Leptospirosis is the most widespread zoonosis in the world;[1,2] caused by all leptospiras regardless of specific serotype. It is particularly prevalent in tropical countries where environmental and socioeconomic conditions for its transmission are favorable. Rodents, especially rats, are the reservoir, and humans are not commonly infected. Human infections can occur either by direct contact with urine or tissue of an infected animal or indirectly through contaminated water, soil, or vegetation.[3,4] More than 90% of symptomatic people have mild disease: fever, abdominal pain, chills, nausea, vomiting, headache, and myalgia. Conjunctival suffusion is very common and can be a useful clinical sign. Hepatorenal failure, pulmonary hemorrhage, myocarditis, rhabdomyolysis, and altered consciousness are the major manifestations. Thrombocytopenia indicates severe disease. A transaminase concentration is normal to moderate even in patients with severe jaundice, which differentiates it from viral hepatitis. A definite diagnosis is made on either isolation of the organism from the patient's urine, blood, or cerebrospinal fluid, or by serologic specific test (Microaggulitnation test).[2,5] Leptospirosis is rare in pregnancy. There is little data regarding its effect on the pregnant woman and her fetus.[4,6] In the third trimester of gestation, abdominal pain associated with jaundice and severe coagulation abnormalities is usually related to HELLP syndrome or AFLP. Both disorders show similar clinical and laboratory abnormalities, and diagnosis may be difficult. Gaspari et al. report a case of leptospirosis without fever during the late stage of pregnancy, mimicking the clinical pattern of HELLP syndrome or AFLP.[4]

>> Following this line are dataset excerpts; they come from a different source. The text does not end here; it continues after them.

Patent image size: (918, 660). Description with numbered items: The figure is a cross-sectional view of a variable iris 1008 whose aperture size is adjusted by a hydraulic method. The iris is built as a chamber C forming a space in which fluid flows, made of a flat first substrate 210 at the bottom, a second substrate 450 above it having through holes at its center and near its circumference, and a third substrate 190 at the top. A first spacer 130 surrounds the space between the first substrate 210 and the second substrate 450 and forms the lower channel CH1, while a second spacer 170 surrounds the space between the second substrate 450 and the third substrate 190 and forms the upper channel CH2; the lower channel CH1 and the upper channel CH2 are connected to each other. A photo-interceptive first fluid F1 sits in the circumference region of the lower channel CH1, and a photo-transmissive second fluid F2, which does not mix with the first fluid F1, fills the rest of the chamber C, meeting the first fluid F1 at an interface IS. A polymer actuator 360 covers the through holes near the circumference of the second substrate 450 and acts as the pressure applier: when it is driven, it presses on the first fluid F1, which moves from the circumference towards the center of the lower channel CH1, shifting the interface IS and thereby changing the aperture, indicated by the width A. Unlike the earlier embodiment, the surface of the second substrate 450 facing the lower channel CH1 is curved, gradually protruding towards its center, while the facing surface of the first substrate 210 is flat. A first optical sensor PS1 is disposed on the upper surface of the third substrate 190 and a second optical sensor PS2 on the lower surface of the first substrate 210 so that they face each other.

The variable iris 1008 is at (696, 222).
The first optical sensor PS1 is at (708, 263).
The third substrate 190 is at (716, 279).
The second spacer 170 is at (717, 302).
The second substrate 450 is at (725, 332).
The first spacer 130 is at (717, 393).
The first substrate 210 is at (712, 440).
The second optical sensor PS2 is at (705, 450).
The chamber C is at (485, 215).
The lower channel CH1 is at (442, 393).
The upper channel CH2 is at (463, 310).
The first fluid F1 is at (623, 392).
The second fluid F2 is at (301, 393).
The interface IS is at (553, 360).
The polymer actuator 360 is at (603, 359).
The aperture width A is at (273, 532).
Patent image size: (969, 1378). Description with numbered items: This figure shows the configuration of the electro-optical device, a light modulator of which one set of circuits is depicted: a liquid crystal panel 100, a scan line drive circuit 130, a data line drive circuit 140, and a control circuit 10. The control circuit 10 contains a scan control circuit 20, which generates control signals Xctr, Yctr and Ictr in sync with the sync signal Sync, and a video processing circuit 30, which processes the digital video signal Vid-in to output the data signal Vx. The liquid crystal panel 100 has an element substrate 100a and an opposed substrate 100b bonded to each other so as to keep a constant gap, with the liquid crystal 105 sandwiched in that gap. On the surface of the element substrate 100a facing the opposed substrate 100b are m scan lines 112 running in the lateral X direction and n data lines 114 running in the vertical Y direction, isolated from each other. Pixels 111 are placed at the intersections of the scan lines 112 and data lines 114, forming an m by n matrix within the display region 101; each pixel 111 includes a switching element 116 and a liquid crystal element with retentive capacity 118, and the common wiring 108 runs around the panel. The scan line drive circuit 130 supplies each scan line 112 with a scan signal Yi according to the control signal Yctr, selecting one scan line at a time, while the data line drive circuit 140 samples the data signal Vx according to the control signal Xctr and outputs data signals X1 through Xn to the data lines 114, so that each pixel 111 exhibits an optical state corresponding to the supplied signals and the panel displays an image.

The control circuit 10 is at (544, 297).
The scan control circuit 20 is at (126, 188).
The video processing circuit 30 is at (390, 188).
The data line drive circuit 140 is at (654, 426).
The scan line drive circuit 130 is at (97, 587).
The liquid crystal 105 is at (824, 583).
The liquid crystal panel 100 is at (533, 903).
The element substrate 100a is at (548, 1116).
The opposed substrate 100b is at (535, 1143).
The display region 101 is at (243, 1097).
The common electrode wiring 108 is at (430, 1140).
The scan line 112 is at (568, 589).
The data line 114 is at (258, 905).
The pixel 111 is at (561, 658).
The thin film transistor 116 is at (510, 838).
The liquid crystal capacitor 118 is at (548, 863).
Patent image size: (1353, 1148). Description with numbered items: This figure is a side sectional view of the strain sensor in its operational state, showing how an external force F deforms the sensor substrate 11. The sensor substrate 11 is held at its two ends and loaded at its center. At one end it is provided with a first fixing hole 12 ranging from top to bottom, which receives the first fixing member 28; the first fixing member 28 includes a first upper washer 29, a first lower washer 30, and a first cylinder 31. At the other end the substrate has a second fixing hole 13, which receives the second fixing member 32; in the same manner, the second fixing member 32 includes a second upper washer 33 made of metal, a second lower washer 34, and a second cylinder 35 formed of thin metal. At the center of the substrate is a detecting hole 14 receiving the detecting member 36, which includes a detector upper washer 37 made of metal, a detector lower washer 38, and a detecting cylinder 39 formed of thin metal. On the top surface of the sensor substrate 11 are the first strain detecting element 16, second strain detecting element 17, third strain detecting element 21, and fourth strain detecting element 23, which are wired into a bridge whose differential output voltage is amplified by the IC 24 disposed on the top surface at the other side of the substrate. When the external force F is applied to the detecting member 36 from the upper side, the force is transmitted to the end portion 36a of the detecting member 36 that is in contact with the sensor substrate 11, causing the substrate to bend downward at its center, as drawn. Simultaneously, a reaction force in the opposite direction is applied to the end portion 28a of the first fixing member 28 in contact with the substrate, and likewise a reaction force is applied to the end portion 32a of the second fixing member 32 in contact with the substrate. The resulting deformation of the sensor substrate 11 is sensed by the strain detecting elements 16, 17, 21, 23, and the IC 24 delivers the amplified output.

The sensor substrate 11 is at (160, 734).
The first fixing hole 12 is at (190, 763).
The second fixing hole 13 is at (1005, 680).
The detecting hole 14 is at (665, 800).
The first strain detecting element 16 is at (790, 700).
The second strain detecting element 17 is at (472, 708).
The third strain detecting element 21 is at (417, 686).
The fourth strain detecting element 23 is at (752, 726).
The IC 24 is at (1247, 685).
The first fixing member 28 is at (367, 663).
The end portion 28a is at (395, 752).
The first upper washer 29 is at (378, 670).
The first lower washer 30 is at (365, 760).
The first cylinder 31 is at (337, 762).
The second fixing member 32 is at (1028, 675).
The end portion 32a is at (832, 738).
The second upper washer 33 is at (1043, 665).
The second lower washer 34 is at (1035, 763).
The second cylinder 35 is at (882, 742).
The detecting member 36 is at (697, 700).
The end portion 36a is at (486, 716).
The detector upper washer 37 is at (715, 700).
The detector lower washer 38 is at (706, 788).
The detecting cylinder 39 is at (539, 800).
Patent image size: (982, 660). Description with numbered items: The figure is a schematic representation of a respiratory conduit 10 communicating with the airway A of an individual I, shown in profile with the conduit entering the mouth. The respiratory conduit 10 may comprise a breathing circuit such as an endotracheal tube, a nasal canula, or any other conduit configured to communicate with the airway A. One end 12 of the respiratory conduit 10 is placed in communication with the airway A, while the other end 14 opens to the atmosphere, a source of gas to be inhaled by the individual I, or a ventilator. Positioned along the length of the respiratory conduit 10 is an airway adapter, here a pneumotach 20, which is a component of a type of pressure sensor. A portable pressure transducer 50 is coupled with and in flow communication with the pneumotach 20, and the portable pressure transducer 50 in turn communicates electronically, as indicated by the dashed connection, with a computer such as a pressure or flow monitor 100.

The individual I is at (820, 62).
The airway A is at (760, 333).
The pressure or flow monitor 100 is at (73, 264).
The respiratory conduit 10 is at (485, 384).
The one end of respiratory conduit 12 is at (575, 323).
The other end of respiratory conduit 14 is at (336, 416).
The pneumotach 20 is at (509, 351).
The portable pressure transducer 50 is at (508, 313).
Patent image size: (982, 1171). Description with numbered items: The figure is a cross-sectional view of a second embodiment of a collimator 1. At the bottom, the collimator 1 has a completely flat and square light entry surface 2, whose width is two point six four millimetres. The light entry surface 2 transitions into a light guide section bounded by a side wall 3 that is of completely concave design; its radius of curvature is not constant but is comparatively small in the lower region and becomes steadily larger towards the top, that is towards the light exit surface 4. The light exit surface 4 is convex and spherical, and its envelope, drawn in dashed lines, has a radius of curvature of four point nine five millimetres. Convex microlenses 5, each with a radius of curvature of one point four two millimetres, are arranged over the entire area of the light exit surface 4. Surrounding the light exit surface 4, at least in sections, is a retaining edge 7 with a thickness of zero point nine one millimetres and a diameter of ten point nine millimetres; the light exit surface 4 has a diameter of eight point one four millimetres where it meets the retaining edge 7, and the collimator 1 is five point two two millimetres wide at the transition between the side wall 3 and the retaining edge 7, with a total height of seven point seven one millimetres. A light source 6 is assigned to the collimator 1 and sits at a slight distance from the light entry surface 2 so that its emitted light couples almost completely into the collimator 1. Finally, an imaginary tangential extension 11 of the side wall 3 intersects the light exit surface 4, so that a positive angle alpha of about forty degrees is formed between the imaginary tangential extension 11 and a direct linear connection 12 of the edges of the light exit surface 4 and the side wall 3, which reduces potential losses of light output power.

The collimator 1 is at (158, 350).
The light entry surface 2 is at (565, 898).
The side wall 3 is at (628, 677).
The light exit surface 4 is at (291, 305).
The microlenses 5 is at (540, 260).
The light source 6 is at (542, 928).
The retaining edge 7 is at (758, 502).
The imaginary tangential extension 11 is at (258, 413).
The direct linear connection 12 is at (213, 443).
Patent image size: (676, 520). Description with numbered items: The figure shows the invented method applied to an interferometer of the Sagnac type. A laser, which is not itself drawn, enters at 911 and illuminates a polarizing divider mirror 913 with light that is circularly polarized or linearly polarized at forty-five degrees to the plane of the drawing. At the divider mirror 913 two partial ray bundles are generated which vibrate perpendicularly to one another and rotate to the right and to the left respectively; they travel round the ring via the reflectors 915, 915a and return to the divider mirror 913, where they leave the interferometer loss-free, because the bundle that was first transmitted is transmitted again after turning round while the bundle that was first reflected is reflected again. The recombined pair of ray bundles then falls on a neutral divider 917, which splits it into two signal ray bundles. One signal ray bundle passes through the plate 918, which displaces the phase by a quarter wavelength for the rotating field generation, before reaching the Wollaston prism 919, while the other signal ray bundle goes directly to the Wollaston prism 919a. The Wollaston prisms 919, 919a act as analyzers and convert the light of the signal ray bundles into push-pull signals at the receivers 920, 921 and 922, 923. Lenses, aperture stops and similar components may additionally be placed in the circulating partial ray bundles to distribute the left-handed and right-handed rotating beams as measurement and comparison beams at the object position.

This patient presented with classical features of severe leptospirosis: myocarditis, acute kidney injury, coagulopathy, acute respiratory distress syndrome, and liver dysfunction.

The frequency of leptospirosis in our context, history of poor hygienic condition, leukocytosis with neutrophilia, significant increase in bilirubin (predominantly conjugated) out of proportion to hepatic transaminases, and the chronological evolution were all suggestive of leptospirosis.

Urgent cesarean section was indicated to save the mother and fetus. Leptospirosis can be transmitted transplacentally.[7,8] Variable perinatal outcomes are possible including intrauterine fetal death, abortion, healthy newborn or newborn showing signs of active infection. Gainder et al. present a case in a pregnant patient who presented with fever, jaundice, coagulopathy, and intrauterine fetal demise.[9] Baytur et al. reported a case of preterm delivery with fetal loss.[6] In our case, the baby did not develop signs of infection. Treatment with antibiotics remains the primary intervention. Penicillin G, streptomycin, choramphenicoal, and erythromycin have been effective in treating these patients.[3,7] Intensive care management is often necessary in severe cases. Fluid and electrolyte balance needs to be monitored while patients with renal involvement can may require dialysis. Mechanical ventilation is indicated in cases of respiratory distress. A few cases in the literature have reported that plasma exchange, corticosteroids, and intravenous immunoglobulin may be beneficial in selected patients in whom conventional therapy does not elicit a response.[5,10] The presence of oliguria, hyperkalemia, pulmonary rales, or hypotension on admission in patients with leptospirosis indicated high risk of death.[5,11] The mortality rate in severe leptospirosis has been described as ranging from 5-40%.[4,11]

Conclusion

We report a case with a clinical profile of leptospirosis that might mimic pregnancy-related liver dysfunction. Leptospirosis should be considered as a differential diagnosis in any pregnant woman with hepatrenal disease.

Footnotes

Source of Support: Nil.

Conflict of Interest: None declared.